The decision is a positive development for liquidators in Hong Kong as it provides an additional level of certainty regarding personal protection from costs liability when pursuing litigation in liquidations. While pursuing purely speculative litigation or litigation motivated by personal financial gain would likely amount to impropriety, where liquidators have a sound legal basis in pursuing litigation for a genuine purpose it is unlikely they will be held personally liable for costs by reason of the litigation being unsuccessful alone.

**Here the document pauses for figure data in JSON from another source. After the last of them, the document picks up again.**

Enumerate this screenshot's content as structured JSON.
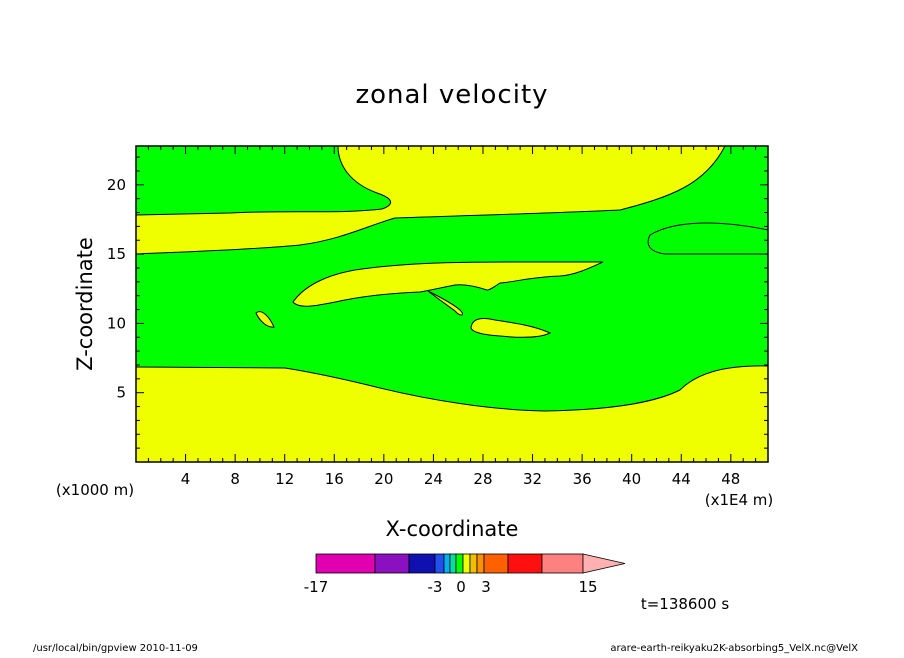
{
  "chart_data": {
    "type": "contour",
    "title": "zonal velocity",
    "xlabel": "X-coordinate",
    "ylabel": "Z-coordinate",
    "x_unit": "(x1E4 m)",
    "y_unit": "(x1000 m)",
    "xlim": [
      0,
      51
    ],
    "ylim": [
      0,
      22.8
    ],
    "x_ticks": [
      4,
      8,
      12,
      16,
      20,
      24,
      28,
      32,
      36,
      40,
      44,
      48
    ],
    "y_ticks": [
      5,
      10,
      15,
      20
    ],
    "contour_levels": [
      -17,
      -3,
      0,
      3,
      15
    ],
    "colorbar_labels": [
      "-17",
      "-3",
      "0",
      "3",
      "15"
    ],
    "colorbar_colors": [
      "#e000b0",
      "#8a10c0",
      "#1010b0",
      "#2050f0",
      "#00b0f0",
      "#00e0a0",
      "#00ff00",
      "#f0ff00",
      "#f0c000",
      "#ff9000",
      "#ff6000",
      "#ff1010",
      "#ff8080",
      "#ffb0b0"
    ],
    "fill_colors": {
      "negative_small": "#00ff00",
      "positive_small": "#f0ff00"
    },
    "regions": [
      {
        "name": "upper-green",
        "color": "#00ff00",
        "x": [
          0,
          21
        ],
        "z": [
          17.8,
          22.8
        ]
      },
      {
        "name": "upper-yellow",
        "color": "#f0ff00",
        "x": [
          16,
          48
        ],
        "z": [
          17.8,
          22.8
        ]
      },
      {
        "name": "middle-yellow-band",
        "color": "#f0ff00",
        "x": [
          0,
          51
        ],
        "z": [
          15.2,
          17.8
        ]
      },
      {
        "name": "central-green",
        "color": "#00ff00",
        "x": [
          0,
          51
        ],
        "z": [
          3.8,
          15.2
        ]
      },
      {
        "name": "bottom-yellow",
        "color": "#f0ff00",
        "x": [
          0,
          51
        ],
        "z": [
          0,
          7
        ]
      }
    ],
    "time": "t=138600 s"
  },
  "footer": {
    "left": "/usr/local/bin/gpview  2010-11-09",
    "right": "arare-earth-reikyaku2K-absorbing5_VelX.nc@VelX"
  }
}
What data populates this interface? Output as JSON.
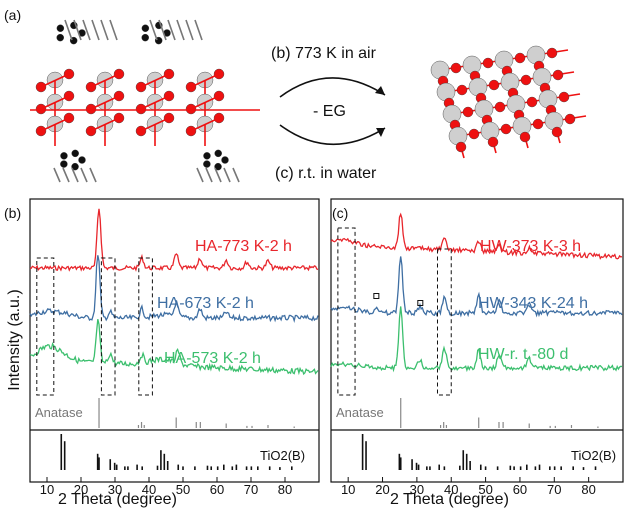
{
  "scheme": {
    "panel_label": "(a)",
    "top_label": "(b) 773 K in air",
    "middle_label": "- EG",
    "bottom_label": "(c) r.t. in water"
  },
  "ylabel": "Intensity (a.u.)",
  "xlabel": "2 Theta (degree)",
  "ref_label_anatase": "Anatase",
  "ref_label_tio2b": "TiO2(B)",
  "colors": {
    "red": "#e8262c",
    "blue": "#3f6fa3",
    "green": "#3cbf6e",
    "grey": "#888888",
    "black": "#111111"
  },
  "chart_data": [
    {
      "type": "line",
      "panel_label": "(b)",
      "xlabel": "2 Theta (degree)",
      "ylabel": "Intensity (a.u.)",
      "xlim": [
        5,
        90
      ],
      "xticks": [
        10,
        20,
        30,
        40,
        50,
        60,
        70,
        80
      ],
      "series": [
        {
          "name": "HA-773 K-2 h",
          "color": "#e8262c"
        },
        {
          "name": "HA-673 K-2 h",
          "color": "#3f6fa3"
        },
        {
          "name": "HA-573 K-2 h",
          "color": "#3cbf6e"
        }
      ],
      "anatase_lines": [
        {
          "x": 25.3,
          "h": 1.0
        },
        {
          "x": 36.9,
          "h": 0.1
        },
        {
          "x": 37.8,
          "h": 0.2
        },
        {
          "x": 38.6,
          "h": 0.1
        },
        {
          "x": 48.0,
          "h": 0.35
        },
        {
          "x": 53.9,
          "h": 0.2
        },
        {
          "x": 55.1,
          "h": 0.2
        },
        {
          "x": 62.7,
          "h": 0.15
        },
        {
          "x": 68.8,
          "h": 0.07
        },
        {
          "x": 70.3,
          "h": 0.07
        },
        {
          "x": 75.0,
          "h": 0.1
        },
        {
          "x": 82.7,
          "h": 0.05
        }
      ],
      "tio2b_lines": [
        {
          "x": 14.2,
          "h": 1.0
        },
        {
          "x": 15.2,
          "h": 0.8
        },
        {
          "x": 24.9,
          "h": 0.45
        },
        {
          "x": 25.3,
          "h": 0.35
        },
        {
          "x": 28.6,
          "h": 0.3
        },
        {
          "x": 29.9,
          "h": 0.2
        },
        {
          "x": 30.5,
          "h": 0.15
        },
        {
          "x": 32.9,
          "h": 0.1
        },
        {
          "x": 33.8,
          "h": 0.1
        },
        {
          "x": 36.5,
          "h": 0.15
        },
        {
          "x": 38.0,
          "h": 0.1
        },
        {
          "x": 42.5,
          "h": 0.12
        },
        {
          "x": 43.5,
          "h": 0.55
        },
        {
          "x": 44.5,
          "h": 0.45
        },
        {
          "x": 45.5,
          "h": 0.25
        },
        {
          "x": 48.6,
          "h": 0.15
        },
        {
          "x": 50.0,
          "h": 0.1
        },
        {
          "x": 53.5,
          "h": 0.1
        },
        {
          "x": 57.2,
          "h": 0.12
        },
        {
          "x": 58.3,
          "h": 0.1
        },
        {
          "x": 60.2,
          "h": 0.1
        },
        {
          "x": 62.0,
          "h": 0.15
        },
        {
          "x": 64.5,
          "h": 0.1
        },
        {
          "x": 65.7,
          "h": 0.15
        },
        {
          "x": 68.7,
          "h": 0.1
        },
        {
          "x": 70.1,
          "h": 0.1
        },
        {
          "x": 72.0,
          "h": 0.1
        },
        {
          "x": 75.5,
          "h": 0.1
        },
        {
          "x": 78.5,
          "h": 0.08
        },
        {
          "x": 82.0,
          "h": 0.1
        }
      ]
    },
    {
      "type": "line",
      "panel_label": "(c)",
      "xlabel": "2 Theta (degree)",
      "ylabel": "",
      "xlim": [
        5,
        90
      ],
      "xticks": [
        10,
        20,
        30,
        40,
        50,
        60,
        70,
        80
      ],
      "series": [
        {
          "name": "HW-373 K-3 h",
          "color": "#e8262c"
        },
        {
          "name": "HW-343 K-24 h",
          "color": "#3f6fa3"
        },
        {
          "name": "HW-r. t.-80 d",
          "color": "#3cbf6e"
        }
      ],
      "anatase_lines": [
        {
          "x": 25.3,
          "h": 1.0
        },
        {
          "x": 36.9,
          "h": 0.1
        },
        {
          "x": 37.8,
          "h": 0.2
        },
        {
          "x": 38.6,
          "h": 0.1
        },
        {
          "x": 48.0,
          "h": 0.35
        },
        {
          "x": 53.9,
          "h": 0.2
        },
        {
          "x": 55.1,
          "h": 0.2
        },
        {
          "x": 62.7,
          "h": 0.15
        },
        {
          "x": 68.8,
          "h": 0.07
        },
        {
          "x": 70.3,
          "h": 0.07
        },
        {
          "x": 75.0,
          "h": 0.1
        },
        {
          "x": 82.7,
          "h": 0.05
        }
      ],
      "tio2b_lines": [
        {
          "x": 14.2,
          "h": 1.0
        },
        {
          "x": 15.2,
          "h": 0.8
        },
        {
          "x": 24.9,
          "h": 0.45
        },
        {
          "x": 25.3,
          "h": 0.35
        },
        {
          "x": 28.6,
          "h": 0.3
        },
        {
          "x": 29.9,
          "h": 0.2
        },
        {
          "x": 30.5,
          "h": 0.15
        },
        {
          "x": 32.9,
          "h": 0.1
        },
        {
          "x": 33.8,
          "h": 0.1
        },
        {
          "x": 36.5,
          "h": 0.15
        },
        {
          "x": 38.0,
          "h": 0.1
        },
        {
          "x": 42.5,
          "h": 0.12
        },
        {
          "x": 43.5,
          "h": 0.55
        },
        {
          "x": 44.5,
          "h": 0.45
        },
        {
          "x": 45.5,
          "h": 0.25
        },
        {
          "x": 48.6,
          "h": 0.15
        },
        {
          "x": 50.0,
          "h": 0.1
        },
        {
          "x": 53.5,
          "h": 0.1
        },
        {
          "x": 57.2,
          "h": 0.12
        },
        {
          "x": 58.3,
          "h": 0.1
        },
        {
          "x": 60.2,
          "h": 0.1
        },
        {
          "x": 62.0,
          "h": 0.15
        },
        {
          "x": 64.5,
          "h": 0.1
        },
        {
          "x": 65.7,
          "h": 0.15
        },
        {
          "x": 68.7,
          "h": 0.1
        },
        {
          "x": 70.1,
          "h": 0.1
        },
        {
          "x": 72.0,
          "h": 0.1
        },
        {
          "x": 75.5,
          "h": 0.1
        },
        {
          "x": 78.5,
          "h": 0.08
        },
        {
          "x": 82.0,
          "h": 0.1
        }
      ]
    }
  ]
}
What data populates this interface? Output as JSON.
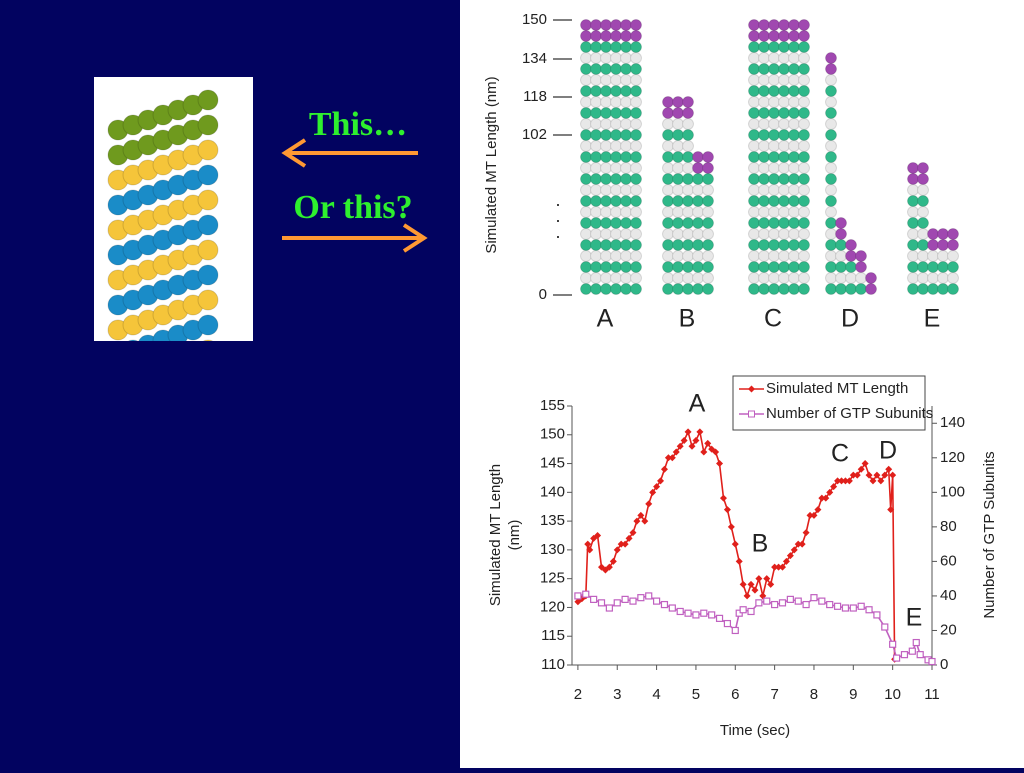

Further, the decision is of importance to those sued by the liquidators of insolvent companies as it highlights that the Court will generally take a dim view of any application for non-party costs orders against liquidators personally where no prior application for security for costs has been made.

Key points

  • Liquidators seeking to bring claims on behalf of the insolvent company potentially face a personal liability for costs if that action is unsuccessful.
  • This decision clarifies that for such an order on costs to be made, the liquidator must be shown to have acted with impropriety, not merely unreasonably in bringing the claim. "Negligence" in weighing the merits of the action is not enough.
  • To protect their own position, liquidators should continue to document the reasons for pursuing the liquidation, supported by written legal advice where appropriate. If funding agreements are in place, liquidators should ensure they provide adequate protection against adverse costs orders.
  • The remedy for defendants faced with claims by insolvent companies is to apply for security for costs.
  • The case will be of comfort to liquidators, their insurers, and potentially the underlying legal advisors, who could otherwise face satellite litigation.

The content of this article is intended to provide a general guide to the subject matter. Specialist advice should be sought about your specific circumstances.